Adhesive sliding and interfacial property of YAlO3/TiC interface: A first principles investigation

Abstract With consideration about the different termination conditions of atomic layer, six kinds of YAlO3(001)/TiC(100) coherent interface models were selectively constructed based on the results of lattice mismatch calculation and surface convergence test. The work of adhesion and interfacial energy were calculated by first principles method, which is used to analyze their interface adhesive strength and stability to find out interface structures with excellent property. Charge density difference and electron localization functions were calculated to analyze interfacial atomic bonding characteristics. The YAlO3(001)/TiC(100) interfacial structure with the best grain boundary crack and displacement resistance were predicted by the adhesive sliding simulation and potential barrier calculation of preferable formed interfacial structures.
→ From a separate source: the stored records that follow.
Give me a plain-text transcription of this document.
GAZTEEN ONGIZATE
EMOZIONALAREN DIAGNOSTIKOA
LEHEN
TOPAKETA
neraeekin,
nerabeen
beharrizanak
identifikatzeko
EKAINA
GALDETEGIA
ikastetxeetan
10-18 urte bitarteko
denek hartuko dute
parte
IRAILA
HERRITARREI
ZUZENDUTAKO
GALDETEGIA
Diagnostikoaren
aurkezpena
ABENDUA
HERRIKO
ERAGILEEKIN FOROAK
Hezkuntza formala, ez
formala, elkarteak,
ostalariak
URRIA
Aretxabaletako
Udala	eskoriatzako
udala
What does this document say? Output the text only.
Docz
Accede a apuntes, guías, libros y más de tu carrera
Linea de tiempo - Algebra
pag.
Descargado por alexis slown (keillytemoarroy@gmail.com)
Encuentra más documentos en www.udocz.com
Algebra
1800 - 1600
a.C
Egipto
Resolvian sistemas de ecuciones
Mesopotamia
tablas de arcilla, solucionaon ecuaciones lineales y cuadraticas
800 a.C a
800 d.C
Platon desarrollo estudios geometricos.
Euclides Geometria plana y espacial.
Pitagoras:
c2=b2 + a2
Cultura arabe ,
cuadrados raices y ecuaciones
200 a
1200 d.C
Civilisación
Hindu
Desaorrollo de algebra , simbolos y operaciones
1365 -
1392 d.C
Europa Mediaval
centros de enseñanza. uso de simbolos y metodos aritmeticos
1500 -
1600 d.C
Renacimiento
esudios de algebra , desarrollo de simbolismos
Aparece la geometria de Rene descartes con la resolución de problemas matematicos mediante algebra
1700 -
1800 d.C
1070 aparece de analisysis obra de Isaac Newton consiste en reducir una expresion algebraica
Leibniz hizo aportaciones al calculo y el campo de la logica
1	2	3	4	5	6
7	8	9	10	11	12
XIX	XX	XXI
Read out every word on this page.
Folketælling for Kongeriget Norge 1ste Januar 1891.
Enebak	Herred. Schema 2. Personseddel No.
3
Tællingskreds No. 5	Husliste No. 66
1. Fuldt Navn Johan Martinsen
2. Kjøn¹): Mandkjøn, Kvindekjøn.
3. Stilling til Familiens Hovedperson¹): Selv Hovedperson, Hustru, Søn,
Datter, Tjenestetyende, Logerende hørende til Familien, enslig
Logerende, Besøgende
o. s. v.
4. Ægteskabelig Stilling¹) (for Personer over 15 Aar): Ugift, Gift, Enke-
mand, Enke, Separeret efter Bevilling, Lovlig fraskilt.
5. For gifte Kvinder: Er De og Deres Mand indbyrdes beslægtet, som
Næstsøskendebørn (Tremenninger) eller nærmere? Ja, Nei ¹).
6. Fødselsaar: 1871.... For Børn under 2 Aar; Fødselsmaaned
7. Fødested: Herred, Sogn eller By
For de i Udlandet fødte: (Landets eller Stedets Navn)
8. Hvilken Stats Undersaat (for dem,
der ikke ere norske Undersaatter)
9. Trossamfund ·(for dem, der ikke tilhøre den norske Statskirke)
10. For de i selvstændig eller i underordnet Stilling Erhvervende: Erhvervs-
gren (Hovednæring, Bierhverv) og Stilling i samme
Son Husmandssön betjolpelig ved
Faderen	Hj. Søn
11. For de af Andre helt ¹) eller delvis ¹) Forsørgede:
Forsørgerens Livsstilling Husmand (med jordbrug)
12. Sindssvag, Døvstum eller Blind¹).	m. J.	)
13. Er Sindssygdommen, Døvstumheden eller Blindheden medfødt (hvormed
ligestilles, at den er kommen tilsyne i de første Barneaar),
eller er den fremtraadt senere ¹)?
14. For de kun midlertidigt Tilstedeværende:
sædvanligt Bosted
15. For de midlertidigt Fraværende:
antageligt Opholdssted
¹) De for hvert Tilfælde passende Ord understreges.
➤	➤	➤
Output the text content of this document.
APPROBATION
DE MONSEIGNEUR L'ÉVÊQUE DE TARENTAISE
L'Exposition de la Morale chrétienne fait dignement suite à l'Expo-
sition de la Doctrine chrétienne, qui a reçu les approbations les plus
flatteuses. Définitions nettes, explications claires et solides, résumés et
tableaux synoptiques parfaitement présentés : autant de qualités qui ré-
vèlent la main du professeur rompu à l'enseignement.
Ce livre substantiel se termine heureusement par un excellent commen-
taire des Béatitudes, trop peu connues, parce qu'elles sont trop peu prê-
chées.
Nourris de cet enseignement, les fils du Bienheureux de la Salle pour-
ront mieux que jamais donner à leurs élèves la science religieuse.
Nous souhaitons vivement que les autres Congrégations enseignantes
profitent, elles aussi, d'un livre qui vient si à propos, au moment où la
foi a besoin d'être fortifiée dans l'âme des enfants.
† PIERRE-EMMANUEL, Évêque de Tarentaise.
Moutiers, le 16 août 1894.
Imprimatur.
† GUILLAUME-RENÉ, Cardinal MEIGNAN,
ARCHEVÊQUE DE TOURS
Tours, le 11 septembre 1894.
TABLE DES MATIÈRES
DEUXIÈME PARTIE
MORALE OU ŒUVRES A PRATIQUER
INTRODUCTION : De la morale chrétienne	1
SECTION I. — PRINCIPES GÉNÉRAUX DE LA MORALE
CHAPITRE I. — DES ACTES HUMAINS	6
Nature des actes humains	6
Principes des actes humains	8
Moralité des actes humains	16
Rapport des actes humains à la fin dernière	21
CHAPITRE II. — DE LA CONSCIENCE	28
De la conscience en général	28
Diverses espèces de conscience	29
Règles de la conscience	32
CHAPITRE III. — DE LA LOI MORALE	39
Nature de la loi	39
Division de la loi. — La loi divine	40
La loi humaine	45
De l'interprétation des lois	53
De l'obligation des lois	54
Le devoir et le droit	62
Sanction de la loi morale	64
The calculation results show that the lattice mismatch of YAlO3(001)/TiC(100) interfacial structures is very small, about 2.5%, which indicates they have the advantage of forming coherent interfaces. The work of adhesion of O1-Ti interface is the largest (Wad = 5.74 J/m2), which is followed by that of the O1-C interface (Wad = 5.73 J/m2). Their interface structures are similar and interfacial atomic bond type are both mixture of covalent bond (between O atom and C atom) and ionic bond (between O atom and Ti atom). However, the interfacial energy of O1-C is the smallest (γ = 2.16 J/m2), which reveals that the O1-C type YAlO3(001)/TiC(100) interface is the most stable. In addition, the sliding direction static friction force of O1-C model is 1.24 times larger than that of O1-Ti, and most of the O1-C interfacial barrier is larger than that of O1-Ti structure in a sliding period. Therefore, it can be predicted that a YAlO3(001)/TiC(100) interface with excellent combination property will be preferable formed in type of O1-C structure. The densification and mechanical property are expected to be greatly improved in TiC reinforced wear-resistance coating and other functional ceramics after adding YAlO3 additive.